10 ways Apple changed the world
The iPhone launched without apps, but that decision was quickly reversed. Tim Cook says that "the average customer is now using over 100 apps. It's phenomenal." iOS and its App Store is the same closed-ecosystem model as the iPod and iTunes one, and, like that ecosystem, the App Store has been copied by everyone else.
Apple's approvals process can sometimes seem a bit heavy-handed, but that policy has kept malware and scams away.
The combination of safe apps and low prices encourages people to buy more software, and Apple's helped drive that by pricing its own apps at exceptionally low prices. £2.99 for Garageband is the software bargain of the century, and it's a direct link with the Apple-1's bundling of Apple Basic. As the ads put it back in the 1970s, "our philosophy is to provide software for our machines free or at minimal cost".

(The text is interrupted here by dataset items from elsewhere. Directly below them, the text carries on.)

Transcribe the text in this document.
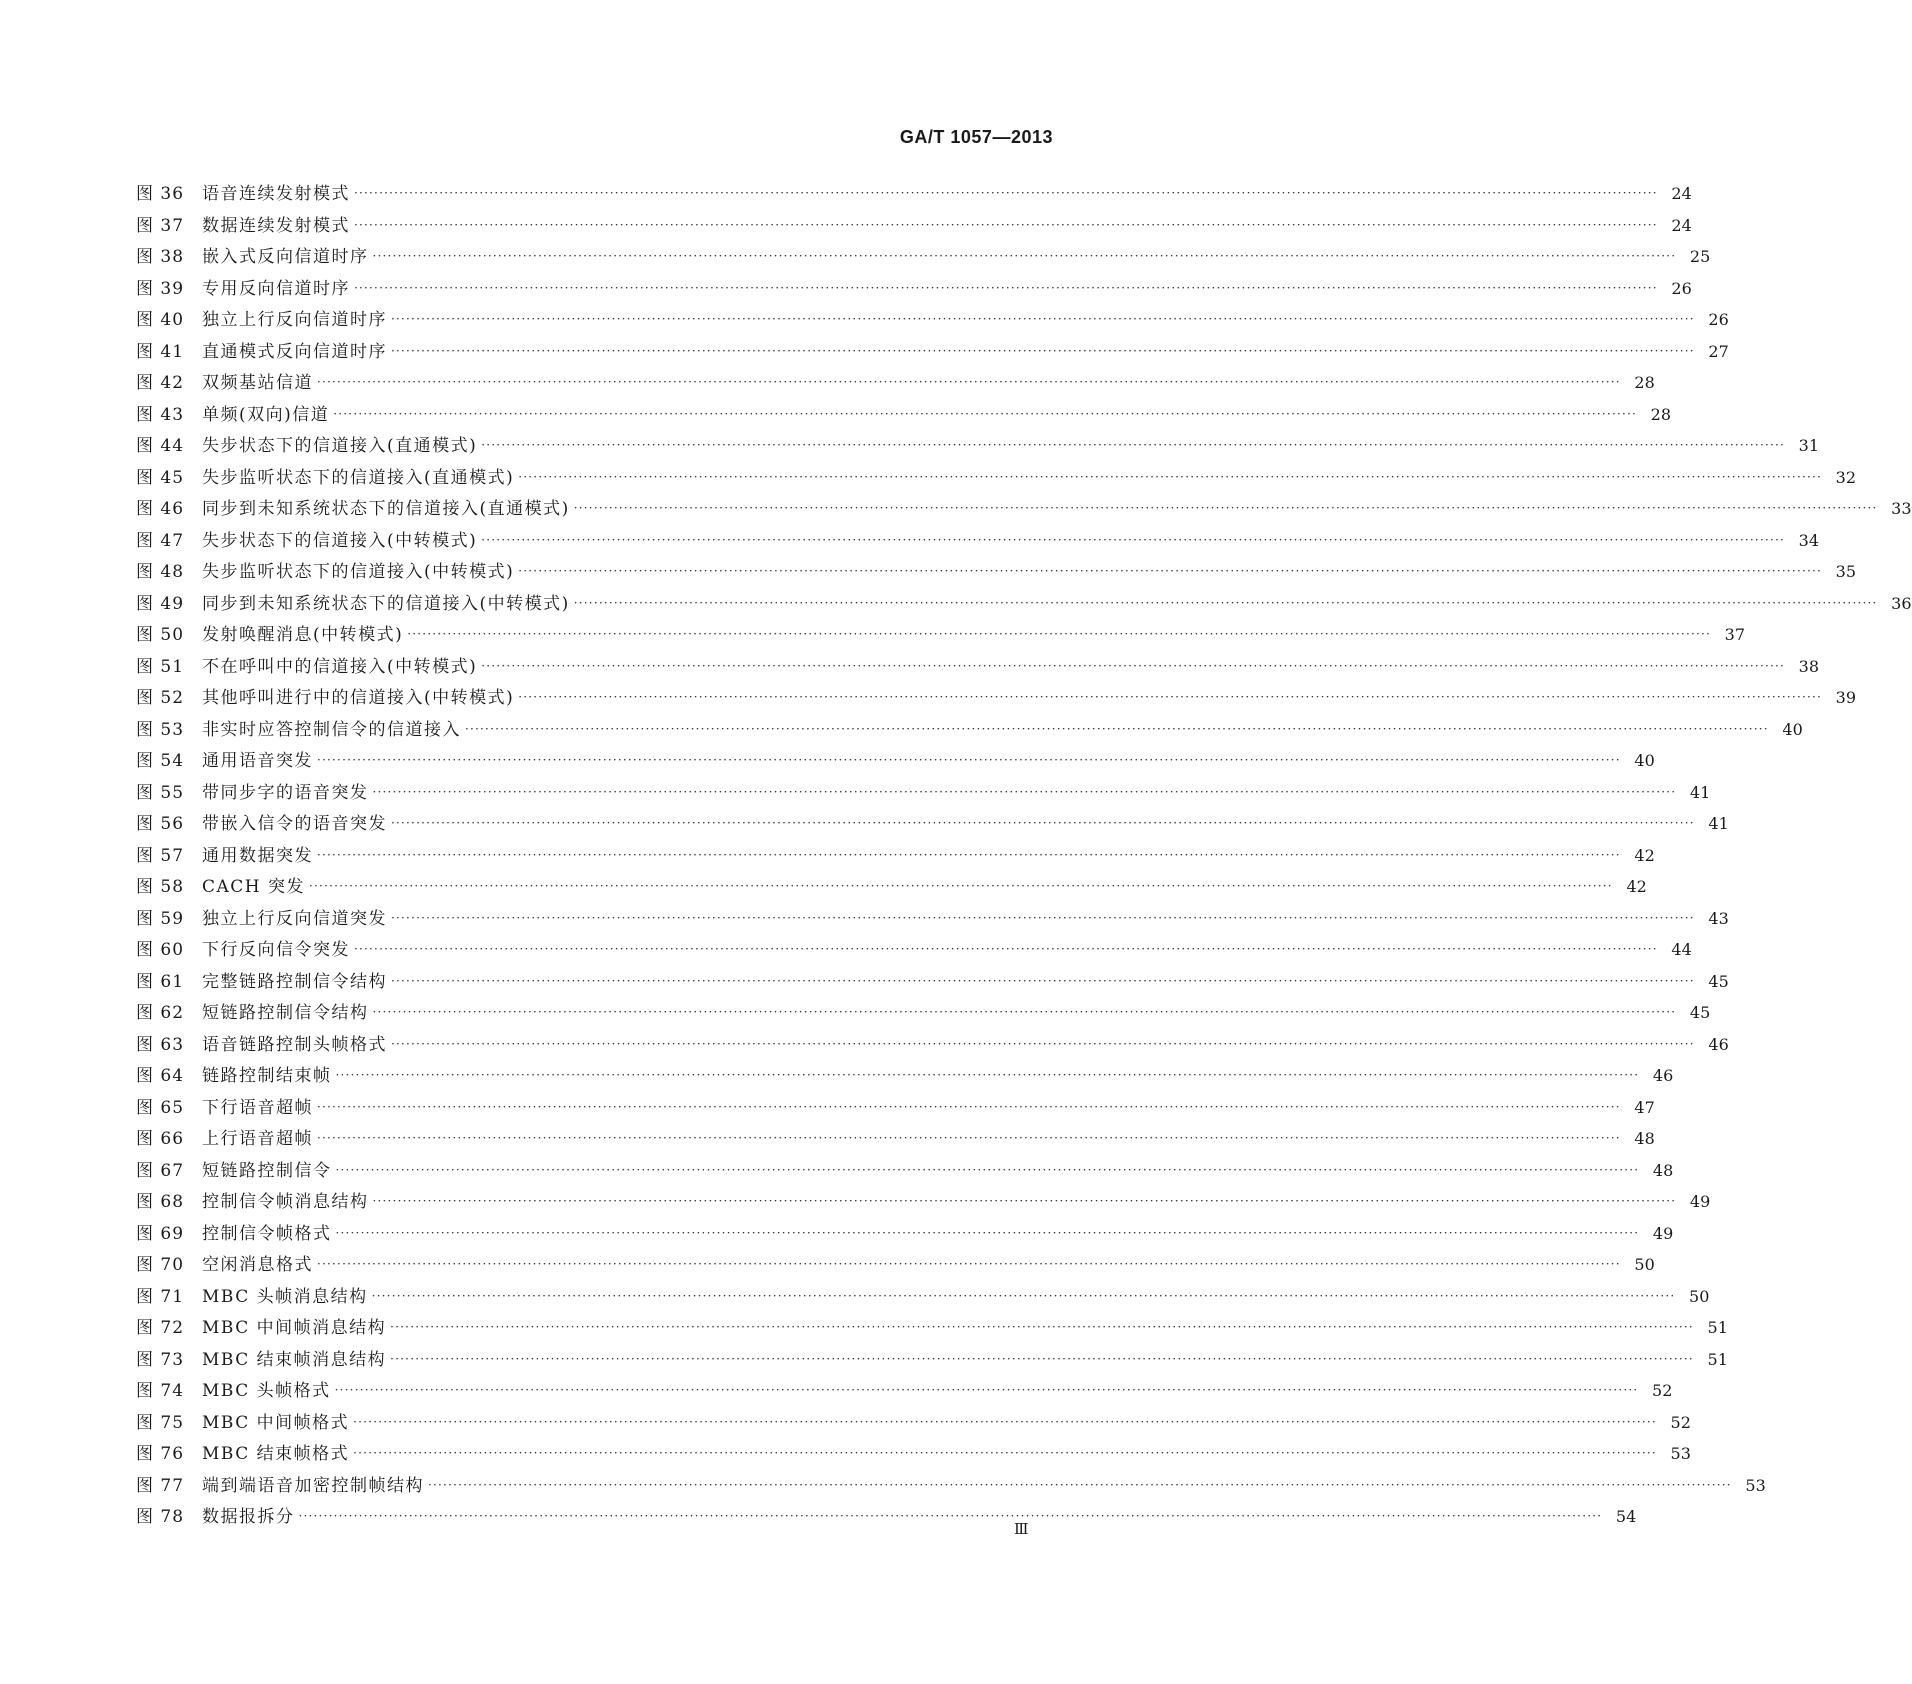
GA/T 1057—2013
图 36	语音连续发射模式 ···································································································································································································································································· 24
图 37	数据连续发射模式 ···································································································································································································································································· 24
图 38	嵌入式反向信道时序 ···································································································································································································································································· 25
图 39	专用反向信道时序 ···································································································································································································································································· 26
图 40	独立上行反向信道时序 ···································································································································································································································································· 26
图 41	直通模式反向信道时序 ···································································································································································································································································· 27
图 42	双频基站信道 ···································································································································································································································································· 28
图 43	单频(双向)信道 ···································································································································································································································································· 28
图 44	失步状态下的信道接入(直通模式) ···································································································································································································································································· 31
图 45	失步监听状态下的信道接入(直通模式) ···································································································································································································································································· 32
图 46	同步到未知系统状态下的信道接入(直通模式) ···································································································································································································································································· 33
图 47	失步状态下的信道接入(中转模式) ···································································································································································································································································· 34
图 48	失步监听状态下的信道接入(中转模式) ···································································································································································································································································· 35
图 49	同步到未知系统状态下的信道接入(中转模式) ···································································································································································································································································· 36
图 50	发射唤醒消息(中转模式) ···································································································································································································································································· 37
图 51	不在呼叫中的信道接入(中转模式) ···································································································································································································································································· 38
图 52	其他呼叫进行中的信道接入(中转模式) ···································································································································································································································································· 39
图 53	非实时应答控制信令的信道接入 ···································································································································································································································································· 40
图 54	通用语音突发 ···································································································································································································································································· 40
图 55	带同步字的语音突发 ···································································································································································································································································· 41
图 56	带嵌入信令的语音突发 ···································································································································································································································································· 41
图 57	通用数据突发 ···································································································································································································································································· 42
图 58	CACH 突发 ···································································································································································································································································· 42
图 59	独立上行反向信道突发 ···································································································································································································································································· 43
图 60	下行反向信令突发 ···································································································································································································································································· 44
图 61	完整链路控制信令结构 ···································································································································································································································································· 45
图 62	短链路控制信令结构 ···································································································································································································································································· 45
图 63	语音链路控制头帧格式 ···································································································································································································································································· 46
图 64	链路控制结束帧 ···································································································································································································································································· 46
图 65	下行语音超帧 ···································································································································································································································································· 47
图 66	上行语音超帧 ···································································································································································································································································· 48
图 67	短链路控制信令 ···································································································································································································································································· 48
图 68	控制信令帧消息结构 ···································································································································································································································································· 49
图 69	控制信令帧格式 ···································································································································································································································································· 49
图 70	空闲消息格式 ···································································································································································································································································· 50
图 71	MBC 头帧消息结构 ···································································································································································································································································· 50
图 72	MBC 中间帧消息结构 ···································································································································································································································································· 51
图 73	MBC 结束帧消息结构 ···································································································································································································································································· 51
图 74	MBC 头帧格式 ···································································································································································································································································· 52
图 75	MBC 中间帧格式 ···································································································································································································································································· 52
图 76	MBC 结束帧格式 ···································································································································································································································································· 53
图 77	端到端语音加密控制帧结构 ···································································································································································································································································· 53
图 78	数据报拆分 ···································································································································································································································································· 54
Ⅲ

Apple has also now brought the model to OS X.

9. AirPort

"It's a liberating experience"
10 ways Apple changed the world
One of our favourite Steve Jobs moments was when he showed off the new iBook at MacWorld Expo in 1999. He started web browsing, picked up the computer, took it for a walk and then passed it through a hula hoop.

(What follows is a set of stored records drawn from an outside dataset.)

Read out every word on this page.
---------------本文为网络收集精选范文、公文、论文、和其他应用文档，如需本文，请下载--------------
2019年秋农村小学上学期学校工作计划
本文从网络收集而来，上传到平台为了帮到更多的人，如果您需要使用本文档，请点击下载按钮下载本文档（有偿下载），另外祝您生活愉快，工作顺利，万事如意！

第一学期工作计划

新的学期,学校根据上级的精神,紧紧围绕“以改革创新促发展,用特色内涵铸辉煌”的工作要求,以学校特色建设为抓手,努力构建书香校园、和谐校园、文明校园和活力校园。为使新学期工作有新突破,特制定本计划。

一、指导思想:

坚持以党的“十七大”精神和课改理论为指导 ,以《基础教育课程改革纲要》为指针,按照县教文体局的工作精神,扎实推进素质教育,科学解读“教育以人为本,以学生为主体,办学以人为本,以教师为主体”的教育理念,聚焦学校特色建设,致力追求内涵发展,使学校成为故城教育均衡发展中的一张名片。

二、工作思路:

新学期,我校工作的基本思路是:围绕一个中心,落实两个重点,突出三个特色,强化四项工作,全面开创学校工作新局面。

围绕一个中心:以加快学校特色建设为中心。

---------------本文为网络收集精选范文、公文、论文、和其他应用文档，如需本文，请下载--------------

The audience cheered, yet wondered what kind of witchcraft they were seeing. The internet? Without wires? Apple didn't invent Wi-Fi, but it worked with Lucent to give the nascent IEEE 802.11b Direct Sequence WLAN technology a new name. The result was AirPort and the innovative AirPort Wireless Base Station. Before AirPort, wireless networking was too expensive for the home. Now you could do it for $299 - and because it was Apple, it just worked.

10. iOS 6

"Maps take a whole new turn"
10 ways Apple changed the world
iOS 6's Maps app changed the world, but not in the way Apple expected: Apple's replacement for Google Maps came with a lovely interface, turn-by-turn navigation - and maps of a strange, not-quite-Earth planet where familiar landmarks morphed into sinister, surreal shapes, long-dead retailers (Our Price) sprang back into existence, half of Cambridge vanished and Leeds was just a confusing mess (which is fair enough, really).

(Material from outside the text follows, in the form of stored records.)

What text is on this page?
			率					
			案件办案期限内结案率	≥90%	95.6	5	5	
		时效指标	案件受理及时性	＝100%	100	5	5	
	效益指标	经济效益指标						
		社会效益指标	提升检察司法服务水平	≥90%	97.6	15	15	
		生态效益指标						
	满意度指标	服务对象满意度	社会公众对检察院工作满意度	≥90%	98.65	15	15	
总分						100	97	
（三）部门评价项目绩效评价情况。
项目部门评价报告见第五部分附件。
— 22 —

Maps' errors made it a laughing stock. The mess was satirised by Mad Magazine, which revisited an iconic New Yorker cover and claimed to use Apple Maps data: in its version, New York's 9th Avenue joined the Champs-Élysées, just down the road from the Sea of Galilee, Kuala Lumpur and Chad. One wag on the London Underground wrote on a poster: "For the benefit of passengers using Apple iOS 6, local area maps are available from the booking office."